Editorial | And then ... silence
You're in the shop buying the latest electronic gizmo or home appliance, awaiting the inevitable question.
"Would you like to buy an extended warranty with that?"
To which you reply: "What does it offer over and above the Consumer Guarantees Act?"
To which the assistant invariably replies with ... silence.
The reason being, as highlighted by a Consumer New Zealand investigation, that most warranties don't offer any more protection than customers already have under the law.
And many shop assistants don't know that. And neither do many customers. Which is why so many of the warranties sell. For hundreds of dollars each.
But it's dishonest, surely.
I don't blame the assistants, who don't seem to have had the training, but you can be sure the store owners know. And I also blame the Commerce Commission. It is an offence under the Fair Trading Act for retailers to try to sell an extended warranty by claiming the consumer would otherwise have no protection.
Yet it's obviously happening all the time. Consumer NZ visited stores from three national chains and found all were misinforming consumers about their legal rights.
That sounds almost like shoplifting in reverse to me.
Shoplifting that might amount to millions of dollars. A few hundred dollars at a time.
And don't fall for the line that you have to deal with the manufacturer if something goes wrong. Your contract is with the store, warranty or not.
So what is the Commerce Commission doing?
Getting tougher on sellers, according to Consumer Affairs Minister Chris Tremain.
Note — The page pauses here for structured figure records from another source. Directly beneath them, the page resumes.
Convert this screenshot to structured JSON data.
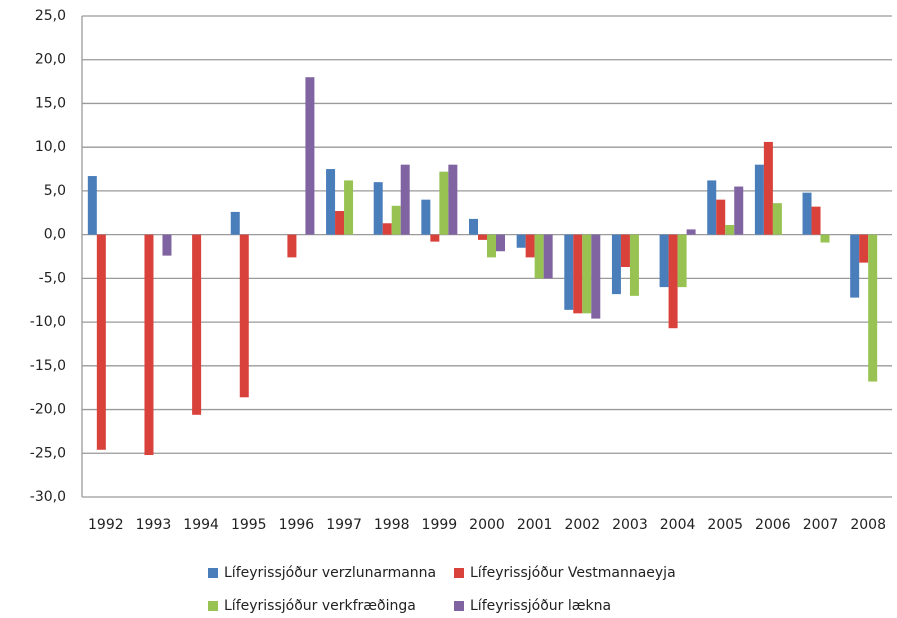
{
  "chart_data": {
    "type": "bar",
    "categories": [
      "1992",
      "1993",
      "1994",
      "1995",
      "1996",
      "1997",
      "1998",
      "1999",
      "2000",
      "2001",
      "2002",
      "2003",
      "2004",
      "2005",
      "2006",
      "2007",
      "2008"
    ],
    "series": [
      {
        "name": "Lífeyrissjóður verzlunarmanna",
        "color": "#4a7ebb",
        "values": [
          6.7,
          null,
          null,
          2.6,
          null,
          7.5,
          6.0,
          4.0,
          1.8,
          -1.5,
          -8.6,
          -6.8,
          -6.0,
          6.2,
          8.0,
          4.8,
          -7.2
        ]
      },
      {
        "name": "Lífeyrissjóður Vestmannaeyja",
        "color": "#d9413b",
        "values": [
          -24.6,
          -25.2,
          -20.6,
          -18.6,
          -2.6,
          2.7,
          1.3,
          -0.8,
          -0.6,
          -2.6,
          -9.0,
          -3.7,
          -10.7,
          4.0,
          10.6,
          3.2,
          -3.2
        ]
      },
      {
        "name": "Lífeyrissjóður verkfræðinga",
        "color": "#98c353",
        "values": [
          null,
          null,
          null,
          null,
          null,
          6.2,
          3.3,
          7.2,
          -2.6,
          -5.0,
          -9.0,
          -7.0,
          -6.0,
          1.1,
          3.6,
          -0.9,
          -16.8
        ]
      },
      {
        "name": "Lífeyrissjóður lækna",
        "color": "#8064a2",
        "values": [
          null,
          -2.4,
          null,
          null,
          18.0,
          null,
          8.0,
          8.0,
          -1.9,
          -5.0,
          -9.6,
          null,
          0.6,
          5.5,
          null,
          null,
          null
        ]
      }
    ],
    "ylim": [
      -30,
      25
    ],
    "yticks": [
      {
        "value": -30,
        "label": "-30,0"
      },
      {
        "value": -25,
        "label": "-25,0"
      },
      {
        "value": -20,
        "label": "-20,0"
      },
      {
        "value": -15,
        "label": "-15,0"
      },
      {
        "value": -10,
        "label": "-10,0"
      },
      {
        "value": -5,
        "label": "-5,0"
      },
      {
        "value": 0,
        "label": "0,0"
      },
      {
        "value": 5,
        "label": "5,0"
      },
      {
        "value": 10,
        "label": "10,0"
      },
      {
        "value": 15,
        "label": "15,0"
      },
      {
        "value": 20,
        "label": "20,0"
      },
      {
        "value": 25,
        "label": "25,0"
      }
    ],
    "grid": true,
    "legend": "bottom"
  }
}
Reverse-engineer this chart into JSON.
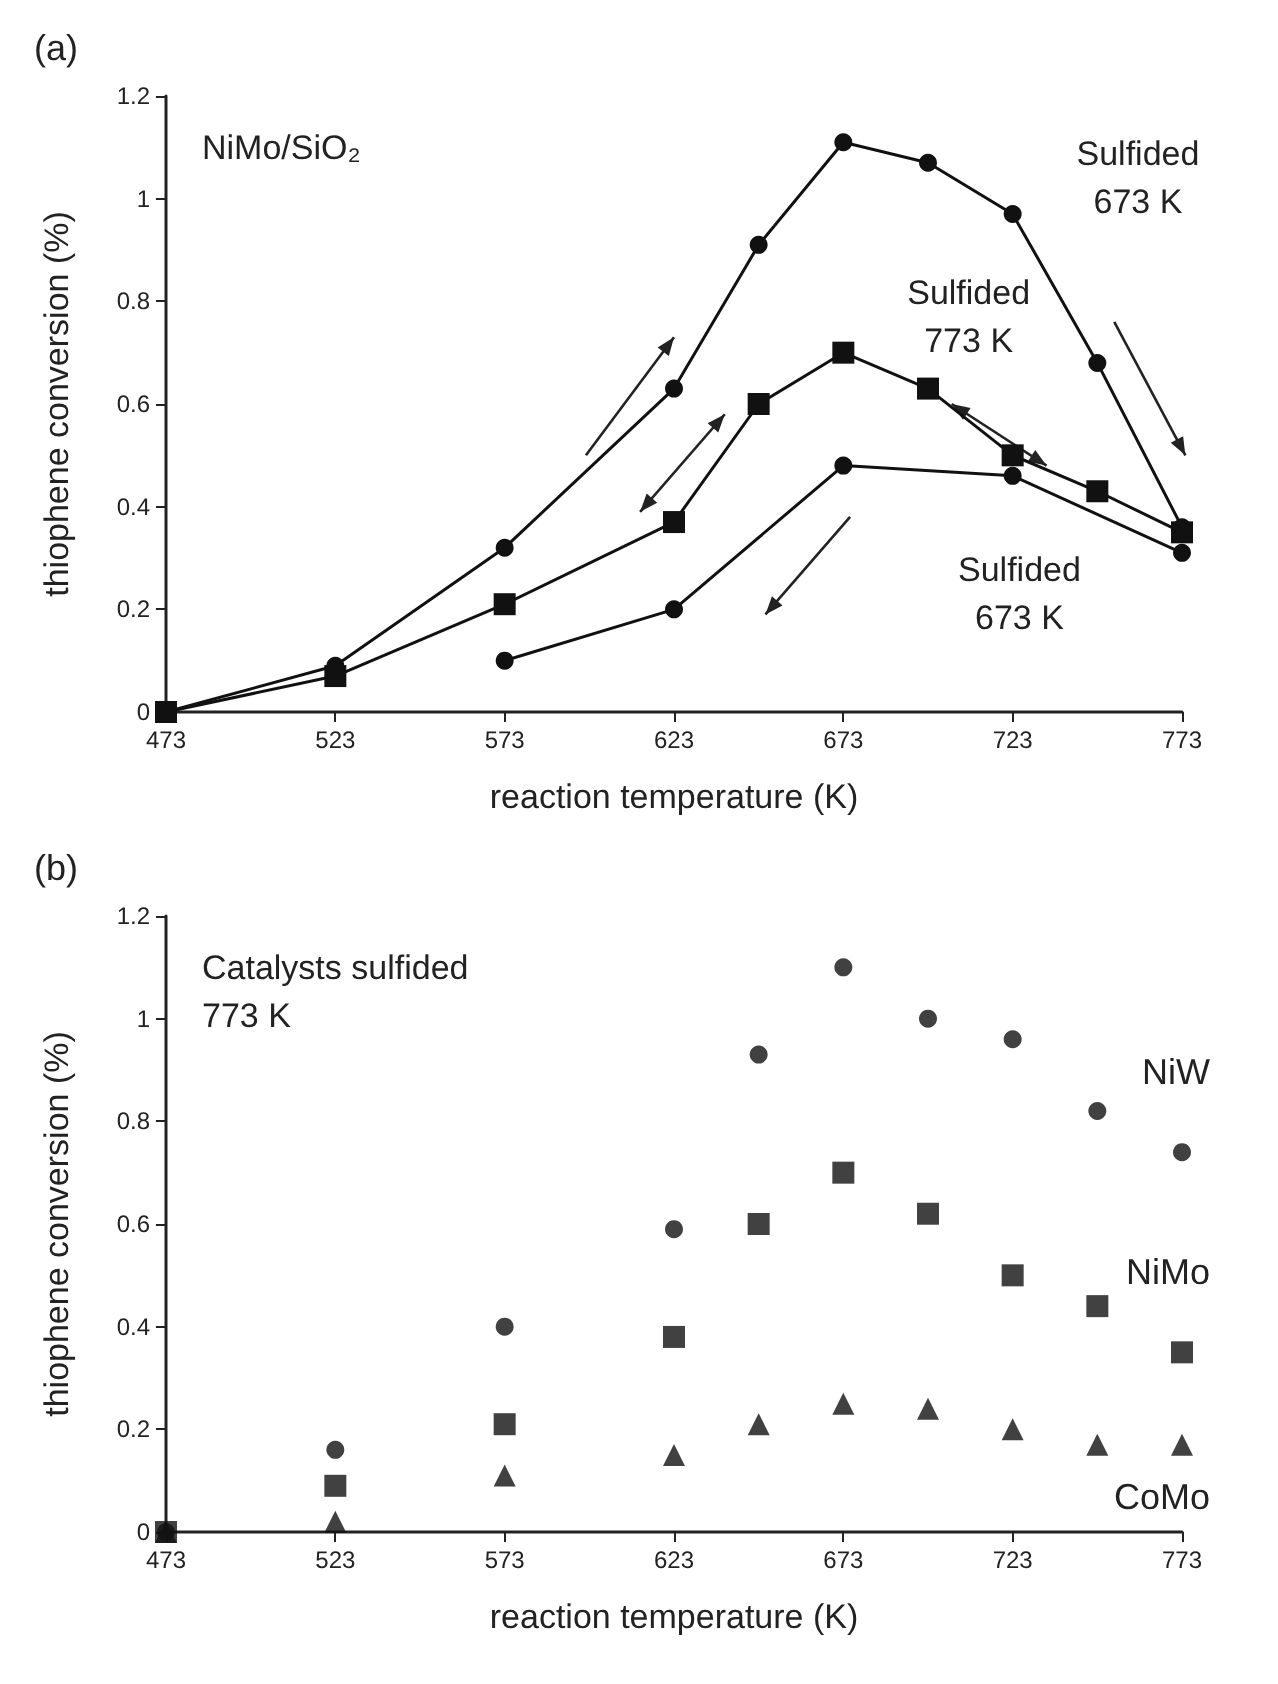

Before Parliament are laws saying consumers must be given a summary of their legal rights if being offered extended warranties. They'll have five days to cancel the warranty. Both good ideas.
Some training of staff about consumer law wouldn't go amiss either.
And sooner rather than later.
As acknowledged by Consumer NZ, some warranties do add protection over and above the law. At the moment though, it's hard to know which ones these are.